Ancora tutta da definire la Riforma sul Lavoro, almeno per quanto concerne i suoi punti nevralgici. Il contratto di lavoro a tutele crescenti è atteso dalle ultime modifiche prima di diventare legge.
Una legge gradita dalle imprese, condivisa inparte dalla Cisl parzialmente condivide, e apertamente contestata a più riprese da Cgil e e Uil.
I margini di manovra, per i sindacati, sono ridotti al lumicino. Il decreto attuativo è in Commissione Lavoro alla Camera e al Senato: entro il 12 febbraio il testo dovrà essere licenziato con un parere consultivo, non vincolante per il governo. Poi, verrà pubblicato in Gazzetta Ufficiale diventando a tutti gli effetti una norma il giorno seguente.

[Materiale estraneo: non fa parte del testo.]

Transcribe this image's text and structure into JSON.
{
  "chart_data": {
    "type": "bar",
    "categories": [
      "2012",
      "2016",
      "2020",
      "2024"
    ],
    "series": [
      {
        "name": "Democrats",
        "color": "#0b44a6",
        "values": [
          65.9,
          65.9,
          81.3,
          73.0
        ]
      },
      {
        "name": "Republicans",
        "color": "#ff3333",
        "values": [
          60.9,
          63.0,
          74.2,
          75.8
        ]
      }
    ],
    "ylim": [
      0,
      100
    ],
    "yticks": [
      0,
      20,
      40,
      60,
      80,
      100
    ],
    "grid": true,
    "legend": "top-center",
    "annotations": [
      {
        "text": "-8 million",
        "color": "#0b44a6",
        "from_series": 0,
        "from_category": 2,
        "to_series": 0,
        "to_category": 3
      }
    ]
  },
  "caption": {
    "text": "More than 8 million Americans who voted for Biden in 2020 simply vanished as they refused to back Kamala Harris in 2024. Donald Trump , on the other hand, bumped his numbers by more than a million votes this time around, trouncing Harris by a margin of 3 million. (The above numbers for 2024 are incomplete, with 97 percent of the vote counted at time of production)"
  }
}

Le norme verranno applicate da subito per tutti gli assunti dal momento dell’entrata in vigore del primo decreto del Jobs Act – dal primo maggio sarà legge, invece, la riforma dei sussidi -, mentre per tutti gli altri non cambia nulla. In sostanza scompaiono le tutele previste dall’articolo 18 nei casi di licenziamento illegittimo per motivi economici, mentre nel caso dei licenziamenti disciplinarI il diritto al reintegro sul posto di lavoro resta solo in relazioni a fatti materiali che non esistono: scompare quindi per il giudice la possibilità di valutare la proporzionalità del provvedimento da parte del datore di lavoro. In tutti i caso la reitegra è sostituita da indennizzi crescenti in relazione all’anzianità lavorativa. In Commissione Lavoro, quindi, i sindacati si giocano le ultime carte, prima di passare ad azioni più forti come l’impugnazione – minacciata da Susanna Camusso – della legge al tribunale di Strasburgo.
La Cisl ha chiesto l’esclusione dei licenziamenti collettivi, a cui vengono espanse le novità. Il motivo? Sono fuori contesto, in confronto alla legge delega. Il segretario confederale, Gigi Petteni, nel corso dell’audizione ha poi suggerito di fare “correzioni” sui licenziamenti individuali, a partire dalla necessità di ripristinare la proporzionalità tra il fatto contestato e la sanzione del licenziamento.